Brum was a British television series which ran intermittently between 1991 and 2002. It told the story of a small car called Brum, which in reality was a giant remote control car. Garrod is credited with both designing and building Brum. He also made devices on the children's programme Teletubbies.

Garrod co-presented Channel 4's The Secret Life of Machines with Tim Hunkin, another inventor from the same county.

==Robot Wars==
Garrod was Team Leader of Team Cassius, a team of roboteers which entered several robots into Series 1, 2 and 3 of Robot Wars. In addition to the performances of his robots, he was known for his generosity in helping other teams fix their robots.

In Series 1, Team Cassius entered "Recyclopse", which reached the Grand Final but lost to Roadblock.
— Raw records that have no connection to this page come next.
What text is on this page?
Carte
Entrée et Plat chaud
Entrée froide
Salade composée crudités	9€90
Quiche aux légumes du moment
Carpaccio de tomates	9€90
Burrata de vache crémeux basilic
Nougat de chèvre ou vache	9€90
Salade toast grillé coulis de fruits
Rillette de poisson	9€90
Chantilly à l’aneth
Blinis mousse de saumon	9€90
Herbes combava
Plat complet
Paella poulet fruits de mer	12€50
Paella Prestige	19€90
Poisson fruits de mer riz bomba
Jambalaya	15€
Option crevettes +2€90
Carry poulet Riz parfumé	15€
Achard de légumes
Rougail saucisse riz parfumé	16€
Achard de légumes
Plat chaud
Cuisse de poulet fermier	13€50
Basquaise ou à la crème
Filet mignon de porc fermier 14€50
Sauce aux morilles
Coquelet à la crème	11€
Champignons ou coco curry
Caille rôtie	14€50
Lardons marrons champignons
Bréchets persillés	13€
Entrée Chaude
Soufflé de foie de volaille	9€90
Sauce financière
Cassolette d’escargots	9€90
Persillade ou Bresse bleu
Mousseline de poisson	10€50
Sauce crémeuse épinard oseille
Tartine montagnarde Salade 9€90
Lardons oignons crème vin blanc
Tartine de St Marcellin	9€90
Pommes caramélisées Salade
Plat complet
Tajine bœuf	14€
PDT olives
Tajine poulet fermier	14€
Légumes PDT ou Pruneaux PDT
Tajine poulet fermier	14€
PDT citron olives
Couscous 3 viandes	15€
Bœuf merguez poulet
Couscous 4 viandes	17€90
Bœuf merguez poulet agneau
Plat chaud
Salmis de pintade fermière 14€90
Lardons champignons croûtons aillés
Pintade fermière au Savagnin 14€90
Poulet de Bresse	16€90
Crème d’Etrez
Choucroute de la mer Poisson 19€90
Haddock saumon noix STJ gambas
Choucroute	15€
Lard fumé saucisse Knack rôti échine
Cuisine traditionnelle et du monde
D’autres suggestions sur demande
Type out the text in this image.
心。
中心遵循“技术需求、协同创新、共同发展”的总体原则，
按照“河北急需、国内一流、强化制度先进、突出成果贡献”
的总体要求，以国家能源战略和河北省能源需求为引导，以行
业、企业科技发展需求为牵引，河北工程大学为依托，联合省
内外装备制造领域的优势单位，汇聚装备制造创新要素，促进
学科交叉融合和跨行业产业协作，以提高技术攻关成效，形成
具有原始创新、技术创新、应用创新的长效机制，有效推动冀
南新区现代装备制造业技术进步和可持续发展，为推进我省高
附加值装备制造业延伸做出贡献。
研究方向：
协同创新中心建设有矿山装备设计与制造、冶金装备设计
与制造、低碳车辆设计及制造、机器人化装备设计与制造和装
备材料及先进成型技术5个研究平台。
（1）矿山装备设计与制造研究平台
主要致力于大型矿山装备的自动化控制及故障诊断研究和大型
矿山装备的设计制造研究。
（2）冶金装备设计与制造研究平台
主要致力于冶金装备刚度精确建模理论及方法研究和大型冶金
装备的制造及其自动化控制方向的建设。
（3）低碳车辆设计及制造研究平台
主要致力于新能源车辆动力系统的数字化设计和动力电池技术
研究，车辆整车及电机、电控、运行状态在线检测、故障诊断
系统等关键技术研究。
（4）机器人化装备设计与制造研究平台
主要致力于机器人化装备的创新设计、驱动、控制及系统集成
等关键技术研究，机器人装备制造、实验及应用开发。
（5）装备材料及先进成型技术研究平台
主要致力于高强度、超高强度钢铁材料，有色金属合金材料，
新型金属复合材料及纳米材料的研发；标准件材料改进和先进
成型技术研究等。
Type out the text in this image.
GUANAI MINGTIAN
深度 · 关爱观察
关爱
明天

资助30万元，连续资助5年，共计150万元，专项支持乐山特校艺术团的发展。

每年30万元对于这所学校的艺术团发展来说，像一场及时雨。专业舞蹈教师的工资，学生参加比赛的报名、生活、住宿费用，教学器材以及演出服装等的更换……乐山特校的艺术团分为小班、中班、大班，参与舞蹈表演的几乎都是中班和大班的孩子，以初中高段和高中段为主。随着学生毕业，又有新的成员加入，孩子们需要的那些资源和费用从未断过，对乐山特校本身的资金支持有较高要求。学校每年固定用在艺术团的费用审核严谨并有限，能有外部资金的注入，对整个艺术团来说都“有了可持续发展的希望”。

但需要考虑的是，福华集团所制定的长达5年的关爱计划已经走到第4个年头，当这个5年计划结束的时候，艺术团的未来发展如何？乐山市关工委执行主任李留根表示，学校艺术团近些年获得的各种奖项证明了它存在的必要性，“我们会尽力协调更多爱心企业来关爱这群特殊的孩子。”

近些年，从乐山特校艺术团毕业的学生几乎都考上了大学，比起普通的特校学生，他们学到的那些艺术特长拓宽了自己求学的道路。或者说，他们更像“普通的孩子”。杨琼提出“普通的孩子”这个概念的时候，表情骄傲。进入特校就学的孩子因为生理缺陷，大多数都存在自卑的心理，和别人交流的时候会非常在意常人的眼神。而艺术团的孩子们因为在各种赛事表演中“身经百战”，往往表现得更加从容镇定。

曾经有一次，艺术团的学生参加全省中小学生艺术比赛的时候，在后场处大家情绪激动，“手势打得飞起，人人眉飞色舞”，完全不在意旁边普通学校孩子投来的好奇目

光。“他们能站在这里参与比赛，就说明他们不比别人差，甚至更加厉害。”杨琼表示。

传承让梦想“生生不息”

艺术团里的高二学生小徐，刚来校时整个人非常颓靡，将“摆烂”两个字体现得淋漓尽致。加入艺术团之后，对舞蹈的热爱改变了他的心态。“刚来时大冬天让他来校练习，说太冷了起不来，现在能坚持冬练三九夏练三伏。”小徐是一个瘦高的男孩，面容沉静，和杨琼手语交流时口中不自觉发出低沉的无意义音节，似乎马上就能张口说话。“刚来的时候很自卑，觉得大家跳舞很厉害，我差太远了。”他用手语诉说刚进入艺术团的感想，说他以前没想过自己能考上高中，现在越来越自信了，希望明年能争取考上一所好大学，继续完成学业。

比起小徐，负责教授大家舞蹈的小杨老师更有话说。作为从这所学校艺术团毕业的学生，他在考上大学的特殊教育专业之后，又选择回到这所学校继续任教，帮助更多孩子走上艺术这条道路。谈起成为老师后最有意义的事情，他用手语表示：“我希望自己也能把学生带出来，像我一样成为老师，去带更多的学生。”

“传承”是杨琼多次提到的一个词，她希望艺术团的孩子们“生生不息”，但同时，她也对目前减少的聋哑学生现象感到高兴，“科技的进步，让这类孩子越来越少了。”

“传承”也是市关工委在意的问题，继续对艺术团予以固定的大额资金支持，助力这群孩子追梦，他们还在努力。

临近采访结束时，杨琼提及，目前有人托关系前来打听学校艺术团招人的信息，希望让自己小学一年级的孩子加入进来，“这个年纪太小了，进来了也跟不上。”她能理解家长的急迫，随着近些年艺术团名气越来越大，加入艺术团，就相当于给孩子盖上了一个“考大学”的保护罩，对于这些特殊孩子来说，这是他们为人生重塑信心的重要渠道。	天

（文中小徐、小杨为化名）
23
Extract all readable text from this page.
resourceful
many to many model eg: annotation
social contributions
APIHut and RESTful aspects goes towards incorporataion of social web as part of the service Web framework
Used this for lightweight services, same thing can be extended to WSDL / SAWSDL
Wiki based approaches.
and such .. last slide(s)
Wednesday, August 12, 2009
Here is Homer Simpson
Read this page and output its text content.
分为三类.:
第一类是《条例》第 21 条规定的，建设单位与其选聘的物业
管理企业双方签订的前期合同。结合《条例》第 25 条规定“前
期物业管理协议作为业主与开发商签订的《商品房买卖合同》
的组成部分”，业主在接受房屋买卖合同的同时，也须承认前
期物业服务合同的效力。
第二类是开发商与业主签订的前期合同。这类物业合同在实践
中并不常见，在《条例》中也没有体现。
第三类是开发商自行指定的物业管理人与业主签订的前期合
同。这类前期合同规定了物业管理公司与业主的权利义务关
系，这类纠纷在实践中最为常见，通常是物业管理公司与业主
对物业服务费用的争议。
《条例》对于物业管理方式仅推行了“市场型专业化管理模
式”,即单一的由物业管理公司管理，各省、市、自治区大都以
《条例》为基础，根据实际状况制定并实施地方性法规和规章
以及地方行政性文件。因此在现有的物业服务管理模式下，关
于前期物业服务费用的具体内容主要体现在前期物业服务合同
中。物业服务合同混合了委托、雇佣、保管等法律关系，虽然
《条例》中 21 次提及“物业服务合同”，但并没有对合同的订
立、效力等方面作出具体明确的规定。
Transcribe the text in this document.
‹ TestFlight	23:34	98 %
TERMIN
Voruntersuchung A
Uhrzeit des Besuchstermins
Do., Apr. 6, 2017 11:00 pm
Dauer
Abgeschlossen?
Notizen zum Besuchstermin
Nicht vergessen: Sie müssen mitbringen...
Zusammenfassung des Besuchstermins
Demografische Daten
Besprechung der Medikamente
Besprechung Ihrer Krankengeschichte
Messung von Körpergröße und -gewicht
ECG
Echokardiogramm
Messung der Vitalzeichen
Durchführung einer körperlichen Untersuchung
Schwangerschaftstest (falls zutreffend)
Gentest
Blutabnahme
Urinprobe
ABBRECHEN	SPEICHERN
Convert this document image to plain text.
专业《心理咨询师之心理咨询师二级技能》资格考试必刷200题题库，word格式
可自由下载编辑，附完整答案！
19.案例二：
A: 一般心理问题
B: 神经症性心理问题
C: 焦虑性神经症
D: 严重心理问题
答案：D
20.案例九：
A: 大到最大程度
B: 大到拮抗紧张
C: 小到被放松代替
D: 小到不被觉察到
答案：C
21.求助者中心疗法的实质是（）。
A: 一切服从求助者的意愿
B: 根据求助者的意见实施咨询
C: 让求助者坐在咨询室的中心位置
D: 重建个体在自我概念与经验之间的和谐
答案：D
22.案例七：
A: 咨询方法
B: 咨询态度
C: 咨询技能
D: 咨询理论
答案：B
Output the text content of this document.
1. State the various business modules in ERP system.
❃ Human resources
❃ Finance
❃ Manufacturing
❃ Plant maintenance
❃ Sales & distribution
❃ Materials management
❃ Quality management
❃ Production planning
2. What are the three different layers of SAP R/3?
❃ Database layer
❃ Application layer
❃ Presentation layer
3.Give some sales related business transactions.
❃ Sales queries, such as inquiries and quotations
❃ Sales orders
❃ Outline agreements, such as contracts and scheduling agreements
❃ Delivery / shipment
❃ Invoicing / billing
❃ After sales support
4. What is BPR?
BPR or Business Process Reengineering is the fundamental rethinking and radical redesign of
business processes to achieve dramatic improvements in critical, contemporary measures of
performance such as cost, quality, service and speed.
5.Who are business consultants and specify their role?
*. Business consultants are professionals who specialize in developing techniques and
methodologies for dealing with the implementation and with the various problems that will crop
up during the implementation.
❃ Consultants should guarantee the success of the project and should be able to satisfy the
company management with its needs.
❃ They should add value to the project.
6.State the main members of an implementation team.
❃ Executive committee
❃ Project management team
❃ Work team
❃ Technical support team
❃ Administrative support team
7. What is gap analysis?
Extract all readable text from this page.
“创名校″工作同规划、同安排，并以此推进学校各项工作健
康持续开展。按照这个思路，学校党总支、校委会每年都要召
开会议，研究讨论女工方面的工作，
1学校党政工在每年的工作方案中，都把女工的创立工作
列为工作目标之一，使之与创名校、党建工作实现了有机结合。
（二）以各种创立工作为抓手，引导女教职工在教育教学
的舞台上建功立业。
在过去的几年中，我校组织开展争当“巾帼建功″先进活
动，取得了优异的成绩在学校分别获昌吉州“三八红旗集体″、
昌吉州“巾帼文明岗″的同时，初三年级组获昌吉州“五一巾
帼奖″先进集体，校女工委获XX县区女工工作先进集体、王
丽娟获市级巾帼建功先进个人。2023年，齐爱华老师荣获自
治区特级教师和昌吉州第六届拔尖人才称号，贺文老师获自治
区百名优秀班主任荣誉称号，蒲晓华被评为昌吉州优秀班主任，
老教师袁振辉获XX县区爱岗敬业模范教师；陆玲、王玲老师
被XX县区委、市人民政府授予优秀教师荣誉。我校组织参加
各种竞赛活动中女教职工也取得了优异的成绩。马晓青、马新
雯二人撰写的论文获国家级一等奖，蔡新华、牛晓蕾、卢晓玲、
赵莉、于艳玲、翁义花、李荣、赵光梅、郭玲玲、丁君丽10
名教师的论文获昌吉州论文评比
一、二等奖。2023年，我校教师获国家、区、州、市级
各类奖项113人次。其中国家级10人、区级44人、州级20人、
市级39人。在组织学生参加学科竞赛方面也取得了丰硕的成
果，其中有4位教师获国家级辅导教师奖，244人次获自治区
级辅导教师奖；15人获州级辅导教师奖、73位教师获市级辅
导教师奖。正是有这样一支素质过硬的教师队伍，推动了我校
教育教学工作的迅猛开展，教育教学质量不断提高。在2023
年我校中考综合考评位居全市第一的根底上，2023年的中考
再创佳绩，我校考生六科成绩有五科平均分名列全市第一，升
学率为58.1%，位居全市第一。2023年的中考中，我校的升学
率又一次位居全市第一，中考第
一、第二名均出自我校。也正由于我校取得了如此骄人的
In Series 2, Team Cassius entered 5th seeded "Cassius", a wedge-shaped robot armed with a front-pivoted flipper. Cassius was the first competitor in the show's history to "self right" (i.e. to turn itself over when it was upside down), and as such Garrod is often credited with inventing the so-called "srimech". Cassius also reached the Grand Final, but lost to Panic Attack.

In Series 3, Team Cassius entered second seeded "Cassius 2", a similar robot to its predecessor "Cassius", which lost to Series 4 runner-up Pussycat in the second round of the heats. His team then quit and never returned to the show, as their complaints about insufficient health and safety precautions were not listened to by the producers.